A theoretical physicist named Geoffrey West was studying population growth of various cities when he noticed something weird. Basically, every time a city doubled in population, there was an inevitable 15 percent increase in ... well, everything. The rate of crime, pollution, disease, good stuff like productivity and creativity, and bafflingly specific stuff like the speed at which people walk along sidewalks. Double the citizens, everything went up by almost exactly 15 percent no matter where he looked.
It's weird to think of human behavior as predictable. It's not like criminals read the latest census information, do some quick calculations and put on their murder gloves to go out and fill their quota. But it turns out that a lot of the things that annoy us about daily existence are governed by scientific laws and systems we're not even aware of.
6Public Cell Phone Conversations
You're sitting on the train, trying to concentrate on the notebook in which you're composing your latest rock opera, when the guy across from you pulls out his cell phone and starts a conversation: "I know ... Sure I did ... Well, did you try setting it on fire? ... Ha, tell him not on my watch ... No, I said did you try setting it on fire?" Unable to concentrate, you sit in silent rage until he hangs up and you're able to breathe again.

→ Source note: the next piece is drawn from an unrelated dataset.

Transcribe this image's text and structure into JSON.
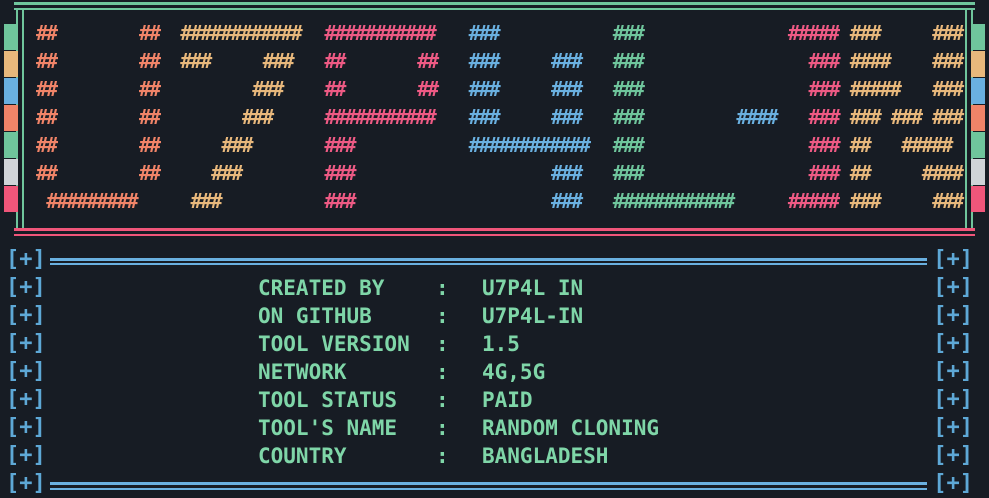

And then he starts dialing again. What the fuck is that guy's problem?
Everything we know about morality tells us you would be justified in beating him to death with a tire iron.

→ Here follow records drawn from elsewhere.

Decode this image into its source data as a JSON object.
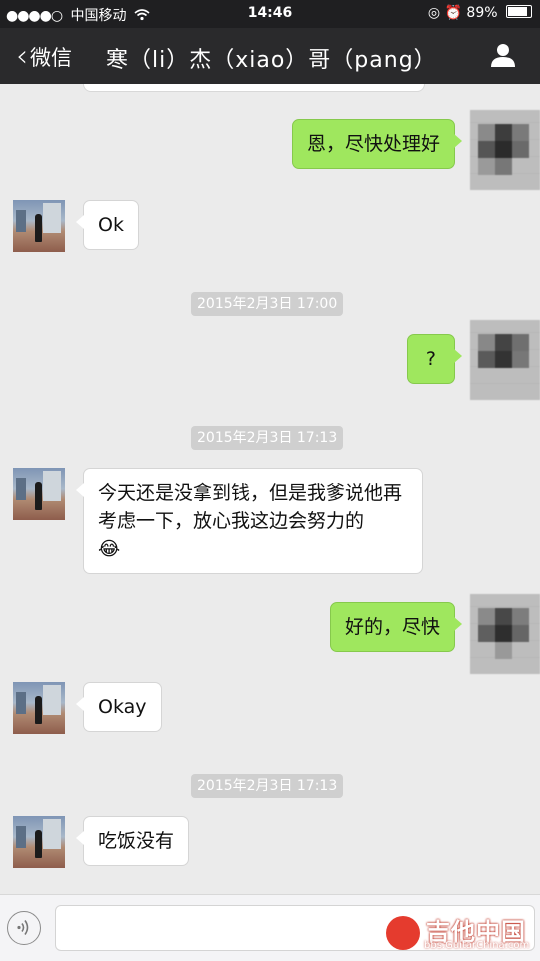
{
  "status_bar": {
    "signal": "●●●●○",
    "carrier": "中国移动",
    "wifi_icon": "wifi-icon",
    "time": "14:46",
    "battery": "89%"
  },
  "nav": {
    "back_label": "微信",
    "title": "寒（li）杰（xiao）哥（pang）",
    "profile_icon": "person-icon"
  },
  "messages": [
    {
      "from": "me",
      "text": "恩，尽快处理好"
    },
    {
      "from": "friend",
      "text": "Ok"
    },
    {
      "type": "timestamp",
      "text": "2015年2月3日 17:00"
    },
    {
      "from": "me",
      "text": "?"
    },
    {
      "type": "timestamp",
      "text": "2015年2月3日 17:13"
    },
    {
      "from": "friend",
      "text": "今天还是没拿到钱，但是我爹说他再考虑一下，放心我这边会努力的",
      "emoji": "😂"
    },
    {
      "from": "me",
      "text": "好的，尽快"
    },
    {
      "from": "friend",
      "text": "Okay"
    },
    {
      "type": "timestamp",
      "text": "2015年2月3日 17:13"
    },
    {
      "from": "friend",
      "text": "吃饭没有"
    }
  ],
  "input_bar": {
    "voice_icon": "voice-icon",
    "input_value": ""
  },
  "watermark": {
    "name": "吉他中国",
    "url": "bbs.GuitarChina.com"
  },
  "colors": {
    "sent_bubble": "#9fe75e",
    "received_bubble": "#ffffff",
    "nav_bg": "#2a2a2c",
    "chat_bg": "#ebebeb"
  }
}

What The Hell Is Going On Here?
The real question is why are you so annoyed by him? Take a moment to look around our hypothetical train car. There's the guy behind you trying to teach his girlfriend to pronounce "Doritos" with correct Spanish phonetics. There's the conductor announcing the name of the next stop for the third goddamn time. Why is the guy on the mobile phone the one who's starring in grisly crime scenes in your mind?
Our problem with public cell phone conversations has nothing to do with how cool he thinks he is, or even his stupid voice. It's all in our heads.
Above: Not what we meant.
Science has proven that hearing half a conversation, as you're forced to do when close to a cell phone user, is inherently more distracting to the human brain. In one experiment, people were asked to try to concentrate on a task in total silence, and then while overhearing two people conversing with each other. They performed equally well both times. But when half a conversation was played, performances dropped dramatically. Another study showed that people on public transport recalled more details of a one-sided conversation than a two-sided one, even if they'd been trying to ignore both.
The human brain likes things to be predictable, and it can't really relax and "tune out" something that doesn't make sense. You might notice yourself trying to fill in the other half of the phone conversations you overhear. It's the same mechanism that makes it so hard to walk away after you've seen the first 15 minutes of an episode of CSI or Law & Order: The brain naturally hates leaving questions unanswered. Suddenly, you're trying to solve a puzzle instead of concentrating on how little you give a shit about the exact drunken position he passed out in last night.
Just how the fuck did that horse make her spend a year at college?
Unfortunately, there's not much you can do about it, unless you plan to start investing in extremely small EMP devices.